Note that once a claim is filed, the debtor has the opportunity to review and object to the claim. Sometimes there are grounds to dispute the amount of the claim or the priority of the claim. Creditors sometimes misclassify a claim as priority when in fact it should be a general unsecured claim. Other times secured creditors may list the amount of arrears on a secured claim and the debtor may want to dispute the amount. To object to a claim a motion must be filed with the court and the creditor will have the opportunity to amend the claim or can oppose the objection and request a hearing. If a hearing is requested, the matter becomes contested and the court will hold status conference and could set the matter for trial. A bankruptcy judge can hold an evidentiary hearing on the matter. Each party can present their evidence and argument on the issues and the judge will make certain findings of fact and conclusions of law.

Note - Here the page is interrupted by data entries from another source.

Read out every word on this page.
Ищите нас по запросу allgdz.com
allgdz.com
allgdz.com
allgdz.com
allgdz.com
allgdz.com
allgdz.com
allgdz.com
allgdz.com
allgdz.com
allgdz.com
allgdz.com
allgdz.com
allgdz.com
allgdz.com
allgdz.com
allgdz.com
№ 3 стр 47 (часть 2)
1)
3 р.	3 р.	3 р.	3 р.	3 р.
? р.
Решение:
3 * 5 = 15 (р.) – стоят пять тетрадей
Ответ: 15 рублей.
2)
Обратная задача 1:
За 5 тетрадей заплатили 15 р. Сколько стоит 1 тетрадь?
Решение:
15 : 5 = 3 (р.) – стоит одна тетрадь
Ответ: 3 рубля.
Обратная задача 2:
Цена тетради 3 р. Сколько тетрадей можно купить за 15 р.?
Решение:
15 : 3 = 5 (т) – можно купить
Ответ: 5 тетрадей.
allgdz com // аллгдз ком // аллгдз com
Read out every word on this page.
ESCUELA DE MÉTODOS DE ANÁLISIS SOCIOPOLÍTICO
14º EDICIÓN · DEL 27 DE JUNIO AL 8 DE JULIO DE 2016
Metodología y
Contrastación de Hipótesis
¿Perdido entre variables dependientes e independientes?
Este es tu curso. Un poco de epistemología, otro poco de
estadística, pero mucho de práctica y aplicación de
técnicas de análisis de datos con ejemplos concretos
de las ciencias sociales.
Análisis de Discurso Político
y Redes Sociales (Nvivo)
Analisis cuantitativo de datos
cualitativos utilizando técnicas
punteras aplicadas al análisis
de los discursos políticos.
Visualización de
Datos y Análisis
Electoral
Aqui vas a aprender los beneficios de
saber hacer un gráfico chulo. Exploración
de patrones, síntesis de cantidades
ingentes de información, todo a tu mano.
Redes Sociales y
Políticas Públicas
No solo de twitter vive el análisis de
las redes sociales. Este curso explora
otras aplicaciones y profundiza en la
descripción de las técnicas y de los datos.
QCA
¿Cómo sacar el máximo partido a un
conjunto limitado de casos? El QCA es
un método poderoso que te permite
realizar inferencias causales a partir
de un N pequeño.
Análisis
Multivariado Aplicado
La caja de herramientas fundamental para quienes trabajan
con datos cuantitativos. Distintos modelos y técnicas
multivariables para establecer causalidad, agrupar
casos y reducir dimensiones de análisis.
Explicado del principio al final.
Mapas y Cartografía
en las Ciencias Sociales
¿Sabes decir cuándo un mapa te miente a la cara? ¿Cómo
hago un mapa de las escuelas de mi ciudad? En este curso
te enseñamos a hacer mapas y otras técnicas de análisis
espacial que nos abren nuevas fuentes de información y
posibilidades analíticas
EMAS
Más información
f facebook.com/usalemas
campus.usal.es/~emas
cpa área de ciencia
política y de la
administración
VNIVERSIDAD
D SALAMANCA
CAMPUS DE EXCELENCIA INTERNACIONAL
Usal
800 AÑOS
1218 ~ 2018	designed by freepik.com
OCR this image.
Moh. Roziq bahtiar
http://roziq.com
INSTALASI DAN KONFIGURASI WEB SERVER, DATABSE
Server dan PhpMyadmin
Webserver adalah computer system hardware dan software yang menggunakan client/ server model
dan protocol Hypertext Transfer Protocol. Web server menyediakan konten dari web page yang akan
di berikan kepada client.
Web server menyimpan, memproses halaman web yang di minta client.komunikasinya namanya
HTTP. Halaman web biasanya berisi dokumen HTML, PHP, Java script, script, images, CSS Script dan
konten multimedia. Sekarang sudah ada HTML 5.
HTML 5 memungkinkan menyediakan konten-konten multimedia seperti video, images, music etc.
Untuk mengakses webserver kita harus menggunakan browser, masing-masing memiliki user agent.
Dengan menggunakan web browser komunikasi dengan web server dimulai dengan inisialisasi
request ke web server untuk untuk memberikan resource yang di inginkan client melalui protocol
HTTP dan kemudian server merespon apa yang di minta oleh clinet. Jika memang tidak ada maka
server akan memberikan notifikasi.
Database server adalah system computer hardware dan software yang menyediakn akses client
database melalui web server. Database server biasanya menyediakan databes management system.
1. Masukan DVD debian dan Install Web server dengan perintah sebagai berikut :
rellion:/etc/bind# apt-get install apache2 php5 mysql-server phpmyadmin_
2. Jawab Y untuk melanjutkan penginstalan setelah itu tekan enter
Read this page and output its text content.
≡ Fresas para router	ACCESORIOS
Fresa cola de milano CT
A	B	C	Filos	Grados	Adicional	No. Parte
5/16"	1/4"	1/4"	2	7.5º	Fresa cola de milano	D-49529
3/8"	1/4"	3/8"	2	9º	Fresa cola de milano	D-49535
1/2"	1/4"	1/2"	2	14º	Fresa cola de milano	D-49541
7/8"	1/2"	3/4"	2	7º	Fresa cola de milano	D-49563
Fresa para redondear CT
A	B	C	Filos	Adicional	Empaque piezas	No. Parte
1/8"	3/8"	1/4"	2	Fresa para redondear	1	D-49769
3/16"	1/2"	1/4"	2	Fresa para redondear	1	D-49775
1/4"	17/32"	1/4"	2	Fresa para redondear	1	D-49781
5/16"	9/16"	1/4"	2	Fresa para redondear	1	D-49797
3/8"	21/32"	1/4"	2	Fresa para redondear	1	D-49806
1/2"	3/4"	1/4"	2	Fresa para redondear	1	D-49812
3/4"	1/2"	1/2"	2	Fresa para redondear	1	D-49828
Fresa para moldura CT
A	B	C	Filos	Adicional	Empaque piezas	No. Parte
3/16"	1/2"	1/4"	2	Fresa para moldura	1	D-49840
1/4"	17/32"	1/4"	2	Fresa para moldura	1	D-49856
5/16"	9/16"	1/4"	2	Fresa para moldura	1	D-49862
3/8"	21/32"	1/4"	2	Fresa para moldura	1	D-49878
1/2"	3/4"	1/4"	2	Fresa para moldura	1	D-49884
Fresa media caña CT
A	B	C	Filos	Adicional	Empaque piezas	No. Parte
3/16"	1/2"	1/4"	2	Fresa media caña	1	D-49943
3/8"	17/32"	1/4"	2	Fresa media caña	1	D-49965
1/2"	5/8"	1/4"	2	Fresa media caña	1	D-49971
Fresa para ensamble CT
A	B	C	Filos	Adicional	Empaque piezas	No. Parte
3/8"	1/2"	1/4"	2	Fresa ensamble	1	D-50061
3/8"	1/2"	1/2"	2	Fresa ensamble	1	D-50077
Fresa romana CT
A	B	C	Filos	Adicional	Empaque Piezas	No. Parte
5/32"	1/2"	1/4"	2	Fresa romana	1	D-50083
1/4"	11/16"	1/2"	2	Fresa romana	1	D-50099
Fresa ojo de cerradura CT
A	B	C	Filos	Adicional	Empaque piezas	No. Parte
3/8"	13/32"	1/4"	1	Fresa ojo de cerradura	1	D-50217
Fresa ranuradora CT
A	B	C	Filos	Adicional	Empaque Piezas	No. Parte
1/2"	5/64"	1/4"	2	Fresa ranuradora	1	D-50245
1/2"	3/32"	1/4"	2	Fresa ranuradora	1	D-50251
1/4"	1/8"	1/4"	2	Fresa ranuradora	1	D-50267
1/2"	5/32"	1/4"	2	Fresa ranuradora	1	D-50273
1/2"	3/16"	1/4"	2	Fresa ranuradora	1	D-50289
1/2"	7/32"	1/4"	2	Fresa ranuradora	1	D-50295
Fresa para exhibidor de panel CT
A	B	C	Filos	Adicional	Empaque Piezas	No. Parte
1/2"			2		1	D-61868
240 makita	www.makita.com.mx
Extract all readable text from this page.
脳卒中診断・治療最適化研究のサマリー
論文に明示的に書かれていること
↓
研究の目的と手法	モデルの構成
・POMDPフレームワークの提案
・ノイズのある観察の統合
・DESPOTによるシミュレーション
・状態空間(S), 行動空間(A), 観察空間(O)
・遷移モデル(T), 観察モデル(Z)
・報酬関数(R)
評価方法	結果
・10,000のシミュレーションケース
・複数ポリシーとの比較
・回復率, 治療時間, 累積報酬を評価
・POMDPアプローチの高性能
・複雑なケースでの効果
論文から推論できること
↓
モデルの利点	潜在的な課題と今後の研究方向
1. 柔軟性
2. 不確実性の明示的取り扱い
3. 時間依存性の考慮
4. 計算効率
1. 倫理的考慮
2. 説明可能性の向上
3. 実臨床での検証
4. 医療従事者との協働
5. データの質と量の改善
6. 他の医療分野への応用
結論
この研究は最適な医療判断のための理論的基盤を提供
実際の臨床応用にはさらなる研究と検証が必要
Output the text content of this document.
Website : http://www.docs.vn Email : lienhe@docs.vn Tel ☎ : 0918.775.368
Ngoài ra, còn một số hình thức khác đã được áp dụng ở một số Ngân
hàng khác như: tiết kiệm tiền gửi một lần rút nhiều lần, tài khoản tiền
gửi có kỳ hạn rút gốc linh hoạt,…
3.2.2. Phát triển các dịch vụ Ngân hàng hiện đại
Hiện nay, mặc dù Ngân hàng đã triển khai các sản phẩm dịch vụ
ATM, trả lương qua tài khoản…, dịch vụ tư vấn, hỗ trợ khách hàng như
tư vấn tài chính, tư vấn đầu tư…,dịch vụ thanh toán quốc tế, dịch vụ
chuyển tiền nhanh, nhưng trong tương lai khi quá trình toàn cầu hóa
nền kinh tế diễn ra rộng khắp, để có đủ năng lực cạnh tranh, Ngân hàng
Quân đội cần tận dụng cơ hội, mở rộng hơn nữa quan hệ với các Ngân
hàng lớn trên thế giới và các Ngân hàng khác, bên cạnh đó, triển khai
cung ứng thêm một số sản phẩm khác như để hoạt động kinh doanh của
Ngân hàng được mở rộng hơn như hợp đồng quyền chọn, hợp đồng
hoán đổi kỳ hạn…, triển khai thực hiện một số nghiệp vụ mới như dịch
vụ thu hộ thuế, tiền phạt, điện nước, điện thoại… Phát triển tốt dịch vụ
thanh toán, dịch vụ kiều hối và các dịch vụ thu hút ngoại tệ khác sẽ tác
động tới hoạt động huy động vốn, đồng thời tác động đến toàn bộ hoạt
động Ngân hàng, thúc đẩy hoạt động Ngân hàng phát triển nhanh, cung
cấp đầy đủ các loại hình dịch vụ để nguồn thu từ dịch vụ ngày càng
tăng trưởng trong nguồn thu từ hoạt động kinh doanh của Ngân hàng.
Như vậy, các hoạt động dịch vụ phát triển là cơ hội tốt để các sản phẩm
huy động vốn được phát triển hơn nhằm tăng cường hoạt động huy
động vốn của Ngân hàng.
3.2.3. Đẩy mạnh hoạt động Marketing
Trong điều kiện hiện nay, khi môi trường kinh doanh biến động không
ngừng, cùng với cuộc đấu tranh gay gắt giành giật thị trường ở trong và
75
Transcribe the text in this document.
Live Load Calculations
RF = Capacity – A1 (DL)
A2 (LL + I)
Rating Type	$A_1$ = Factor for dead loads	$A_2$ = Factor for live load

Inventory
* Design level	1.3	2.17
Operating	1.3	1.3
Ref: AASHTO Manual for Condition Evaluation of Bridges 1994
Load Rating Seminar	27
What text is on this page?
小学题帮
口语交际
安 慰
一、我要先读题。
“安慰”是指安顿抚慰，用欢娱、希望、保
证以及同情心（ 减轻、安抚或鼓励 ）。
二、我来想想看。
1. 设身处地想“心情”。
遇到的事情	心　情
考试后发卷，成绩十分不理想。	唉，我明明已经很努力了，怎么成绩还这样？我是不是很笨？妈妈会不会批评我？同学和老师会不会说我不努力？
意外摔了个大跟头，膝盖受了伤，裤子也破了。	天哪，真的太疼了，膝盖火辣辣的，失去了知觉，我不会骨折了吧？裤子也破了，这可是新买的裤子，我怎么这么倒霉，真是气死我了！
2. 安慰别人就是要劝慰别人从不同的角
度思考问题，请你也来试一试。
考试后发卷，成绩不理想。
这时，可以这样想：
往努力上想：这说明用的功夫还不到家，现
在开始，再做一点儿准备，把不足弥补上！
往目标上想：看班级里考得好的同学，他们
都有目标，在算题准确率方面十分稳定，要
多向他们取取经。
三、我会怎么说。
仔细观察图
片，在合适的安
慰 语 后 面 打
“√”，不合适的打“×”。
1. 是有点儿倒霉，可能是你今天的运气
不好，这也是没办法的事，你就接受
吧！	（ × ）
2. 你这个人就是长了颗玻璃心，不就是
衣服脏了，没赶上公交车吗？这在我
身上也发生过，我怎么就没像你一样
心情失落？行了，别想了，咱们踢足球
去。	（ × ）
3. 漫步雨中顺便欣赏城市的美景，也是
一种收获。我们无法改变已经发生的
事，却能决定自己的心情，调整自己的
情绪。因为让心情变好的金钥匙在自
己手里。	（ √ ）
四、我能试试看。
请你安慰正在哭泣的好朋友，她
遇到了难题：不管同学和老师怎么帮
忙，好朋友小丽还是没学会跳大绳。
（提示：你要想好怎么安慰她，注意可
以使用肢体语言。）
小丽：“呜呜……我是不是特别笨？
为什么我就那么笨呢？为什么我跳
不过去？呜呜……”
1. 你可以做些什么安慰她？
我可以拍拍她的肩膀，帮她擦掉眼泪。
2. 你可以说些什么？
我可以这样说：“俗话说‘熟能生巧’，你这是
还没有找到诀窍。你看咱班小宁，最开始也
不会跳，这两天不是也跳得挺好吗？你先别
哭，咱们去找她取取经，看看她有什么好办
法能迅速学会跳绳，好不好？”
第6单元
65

As a comparison, in Chapter 7, a creditor does not necessarily always file a claim. The bankruptcy trustee makes a determination if there may be a distribution to creditors. Once that determination is made, the court sends out a notice to file claims. From a creditor’s perspective, a creditor should always file a claim in Chapter 13 but not necessarily in Chapter 7.
David Arietta has the experience to review and object to claims. He can advise clients what it entails and whether an objection is warranted or cost effective as part of the Chapter 13 process. Call him at (925) 472-8000 for a review of your situation.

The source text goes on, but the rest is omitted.